US President Donald Trump is set to unveil the biggest tariff policy of his second term. In an ambition to reshape the US economy, he is betting on reciprocal tariffs on imports. While the plan could help balance trade, it has also raised concerns about inflation, slowing growth and market volatility.
What's special about Mr. Trump's tariff plan?
The Trump administration is preparing to impose "reciprocal" tariffs on imports from major US trading partners such as Canada, Mexico, China and Europe.
Although there are no official figures, the most commonly mentioned tariff is 20%, while some experts predict the actual figure could be 10% for most countries, but up to 60% for China.
Mr. Trump's goal is to reduce the record $131.4 billion trade deficit and boost domestic manufacturing. However, observers are still unclear whether this measure will actually help the US economy or cause negative impacts.
In theory, import tariffs increase the price of goods and can cause inflation. However, in his first term, despite imposing heavy tariffs, Mr. Trump did not create a long-term inflation situation, but only temporary price increases.
This time, the scope of the tariffs is wider, causing many to worry about the worst-case scenario: a global trade war like Smoot-Hawley in 1930. At that time, tariff barriers slowed global economic growth and caused a recession.
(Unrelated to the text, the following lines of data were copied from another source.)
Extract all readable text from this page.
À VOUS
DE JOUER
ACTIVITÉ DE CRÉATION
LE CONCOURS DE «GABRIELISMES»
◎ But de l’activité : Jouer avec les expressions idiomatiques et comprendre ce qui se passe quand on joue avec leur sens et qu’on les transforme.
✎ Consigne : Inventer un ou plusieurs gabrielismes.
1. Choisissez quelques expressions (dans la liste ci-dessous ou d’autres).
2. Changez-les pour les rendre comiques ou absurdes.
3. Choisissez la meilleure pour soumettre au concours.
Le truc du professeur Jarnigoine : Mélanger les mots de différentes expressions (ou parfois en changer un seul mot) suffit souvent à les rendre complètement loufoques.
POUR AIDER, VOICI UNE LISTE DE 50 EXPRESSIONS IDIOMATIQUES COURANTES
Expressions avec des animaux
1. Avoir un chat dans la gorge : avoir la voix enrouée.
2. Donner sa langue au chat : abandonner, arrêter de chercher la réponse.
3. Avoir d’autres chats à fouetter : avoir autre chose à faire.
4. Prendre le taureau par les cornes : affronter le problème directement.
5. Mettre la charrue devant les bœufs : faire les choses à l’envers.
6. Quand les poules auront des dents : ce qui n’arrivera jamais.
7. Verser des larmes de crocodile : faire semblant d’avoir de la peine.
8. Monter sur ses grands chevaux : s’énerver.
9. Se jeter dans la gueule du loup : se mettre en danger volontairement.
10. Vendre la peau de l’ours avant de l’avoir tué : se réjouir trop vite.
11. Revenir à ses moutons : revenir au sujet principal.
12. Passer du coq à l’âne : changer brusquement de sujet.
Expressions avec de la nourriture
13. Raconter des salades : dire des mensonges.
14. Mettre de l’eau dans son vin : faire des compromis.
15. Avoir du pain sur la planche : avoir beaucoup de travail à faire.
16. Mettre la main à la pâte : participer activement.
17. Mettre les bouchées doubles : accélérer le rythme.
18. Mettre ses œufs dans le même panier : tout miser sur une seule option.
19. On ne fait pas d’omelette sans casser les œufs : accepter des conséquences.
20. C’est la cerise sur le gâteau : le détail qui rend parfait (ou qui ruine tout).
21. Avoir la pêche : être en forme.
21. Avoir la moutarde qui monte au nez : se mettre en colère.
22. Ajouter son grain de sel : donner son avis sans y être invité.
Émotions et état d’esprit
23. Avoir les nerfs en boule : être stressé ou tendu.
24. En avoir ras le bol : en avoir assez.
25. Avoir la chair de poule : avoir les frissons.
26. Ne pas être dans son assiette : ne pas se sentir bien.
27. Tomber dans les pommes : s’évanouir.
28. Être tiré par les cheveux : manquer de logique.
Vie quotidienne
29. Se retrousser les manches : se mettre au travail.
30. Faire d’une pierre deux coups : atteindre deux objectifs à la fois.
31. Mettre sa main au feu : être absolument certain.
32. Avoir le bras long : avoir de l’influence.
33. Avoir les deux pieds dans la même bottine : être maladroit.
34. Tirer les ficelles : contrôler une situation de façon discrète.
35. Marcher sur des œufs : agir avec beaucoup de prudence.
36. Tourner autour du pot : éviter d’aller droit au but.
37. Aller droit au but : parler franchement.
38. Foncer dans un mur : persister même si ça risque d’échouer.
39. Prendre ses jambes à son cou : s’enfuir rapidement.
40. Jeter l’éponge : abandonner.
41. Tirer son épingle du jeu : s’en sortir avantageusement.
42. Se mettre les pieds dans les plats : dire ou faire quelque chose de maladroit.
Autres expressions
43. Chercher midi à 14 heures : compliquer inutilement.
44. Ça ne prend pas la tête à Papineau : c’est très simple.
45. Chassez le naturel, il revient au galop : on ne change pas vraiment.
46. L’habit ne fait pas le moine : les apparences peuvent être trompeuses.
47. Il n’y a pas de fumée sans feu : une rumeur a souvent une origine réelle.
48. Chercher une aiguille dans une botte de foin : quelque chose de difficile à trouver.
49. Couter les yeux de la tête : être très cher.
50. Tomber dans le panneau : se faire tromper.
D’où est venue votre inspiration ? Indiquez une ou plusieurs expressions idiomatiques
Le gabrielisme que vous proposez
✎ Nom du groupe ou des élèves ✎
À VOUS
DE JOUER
Some experts, such as Mohamed El-Erian from Allianz, said that if countries retaliate with similar measures, the US could fall into a state of "stagflation" - high inflation and slow growth.
Will US economic growth be affected?
Goldman Sachs has cut its forecast for US GDP growth to just 1% this year, well below the Federal Reserve's forecast of 1.7%.
Goldman Sachs has also raised its forecast for a recession to 35%, while Wilmington Trust even rates the risk at 40%. Experts are concerned that tariffs will weaken consumer confidence and cause businesses to delay hiring and investment plans.
A survey by the Institute for Supply Management (ISM) shows that businesses are pausing new orders due to uncertainty about how tariffs will affect their operations.
A US economy less reliant on imports may be Trump's long-term goal, but in the short term, consumers could face higher prices.
When essential items such as cars, electronics, and consumer goods are subject to higher import tariffs, costs will be pushed up and people's purchasing power will be reduced. With consumer confidence at its lowest level in years, this could be a major shock to the US economy.
Economists also warn that tariffs are not just a "temporary price increase", but if prolonged, they could create a lasting negative effect on economic growth and the labor market.